Publicado em 16 de junho de 2018 às 09h37.

Última atualização em 16 de junho de 2018 às 10h57.

A Copa do Mundo está apenas começando, mas o seu principal vencedor já está definido: Vladimir Putin. O poder hipnótico do maior espetáculo da Terra (desculpem, carnavalescos), a eletricidade que impede de desgrudar os olhos da TV até mesmo pessoas que normalmente não ligam muito para o futebol ficará, nos próximos quatro anos, até a próxima Copa, associado subliminarmente à Rússia. E a Rússia é de Putin.

Na abertura, não havia muitos chefes de Estado e de governo de peso. Evo Morales, o caudilho da Bolívia, e Mario Abdo Benítez, recém-eleito presidente do Paraguai, não agregam muito à imagem de estadista buscada por Putin. Mas foi bastante simbólica a presença do príncipe-herdeiro do reino saudita, Mohammed bin Salman, na goleada de 5 a 0 dos russos sobre os seus pouco talentosos súditos.

Depois de décadas de estranhamento, a Rússia e a Organização dos Países Exportadores de Petróleo, liderada pela Arábia Saudita, passaram a se coordenar. Sua decisão conjunta de reduzir a produção de petróleo no ano passado está empurrando os preços do barril e enchendo de dólares os cofres dos produtores. Rússia e Arábia Saudita são, respectivamente, o primeiro e o segundo maiores do mundo.

Os governos do Reino Unido e da Austrália não enviaram representantes, em protesto, respectivamente, pelo envenenamento do ex-agente duplo Sergei Skripal e da comprovação de que o avião da Malaysia Airlines foi derrubado em 2014 por um míssil russo, durante o conflito na Ucrânia. O importante é as seleções participarem, esnobaram autoridades russas.

Se os grandes líderes do Ocidente preferiram, como era esperado, assistir a abertura pela TV para não prestigiar Putin, com quem vivem às turras, isso não representa uma perda. As relações entre a Rússia e o Ocidente já estão há muito tempo — desde a intervenção russa na Ucrânia em 2014 — estremecidas, e o futebol não tem o poder de mudar essa realidade.

Se a escolha da sede tivesse sido depois de 2014, e não em 2010, dificilmente a Rússia teria sido a vencedora.

A simples presença de 400 mil visitantes estrangeiros, que devem deixar na Rússia 1,6 bilhão de dólares, somada à audiência de 3,4 bilhões de telespectadores — quase metade da população mundial — enfraquecem muito a noção de uma Rússia isolada, um pária internacional.
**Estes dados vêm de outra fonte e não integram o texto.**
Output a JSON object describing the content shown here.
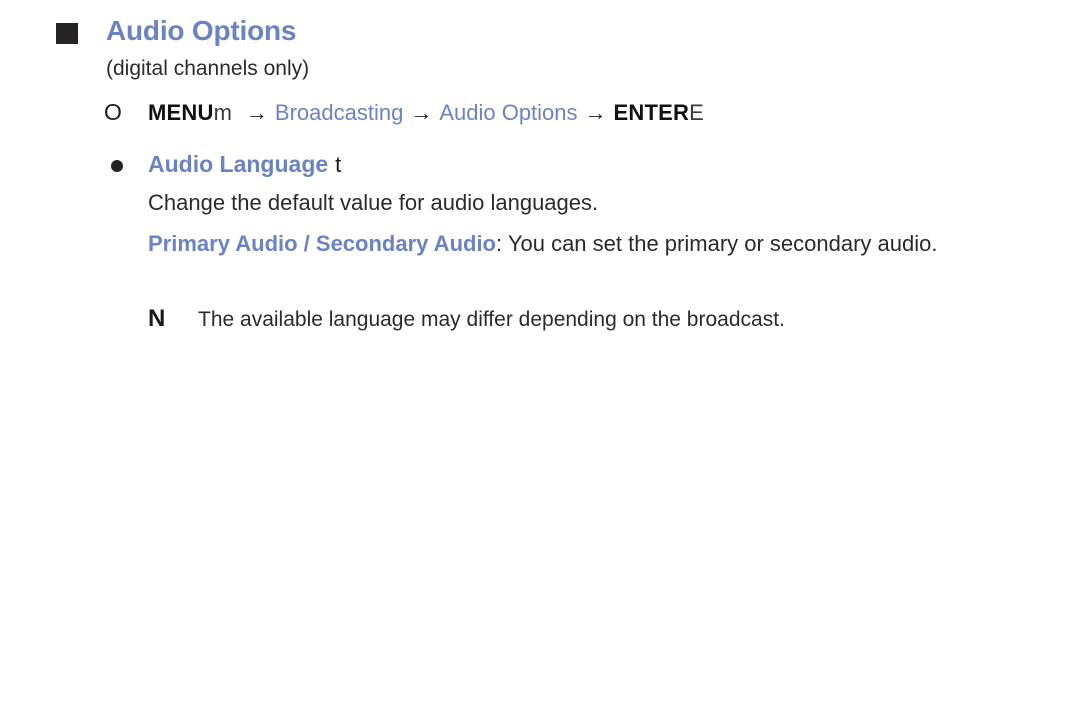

Isso não é um feito pequeno, considerando as escaramuças em tantas frentes entre o Kremlin e o Ocidente: anexação da Crimeia, apoio aos separatistas no leste da Ucrânia, intervenção na Síria a favor do ditador Bashar Assad, derrubada acidental do avião da Malaysia Airlines, interferências em eleições americanas e europeias, acusação do envenenamento de Skripal na Inglaterra e o escândalo do falseamento de exames antidoping.

Diante de tudo isso, a Copa dá um respiro à Rússia e lhe permite sair da defensiva, vendendo ao mundo a imagem de um país, digamos assim, “normal”. A ambição do presidente russo vai além disso: “Putin quer mostrar que a Rússia é uma grande potência de volta ao palco global, que as pessoas ao redor do mundo gostam dela e não pode ser isolada”, declarou Alexander Gabuev, do Carnegie Center de Moscou, ao jornal Financial Times.

Até mesmo Ramzan Kadyron, presidente da Chechênia, apoiado por Putin e acusado de violações de direitos humanos, pegou carona e invadiu o treino da seleção egípcia em Grozny, capital da república russa de maioria muçulmana. E aproveitou para tirar fotos com o atacante Mohammed Salah, uma das estrelas do torneio.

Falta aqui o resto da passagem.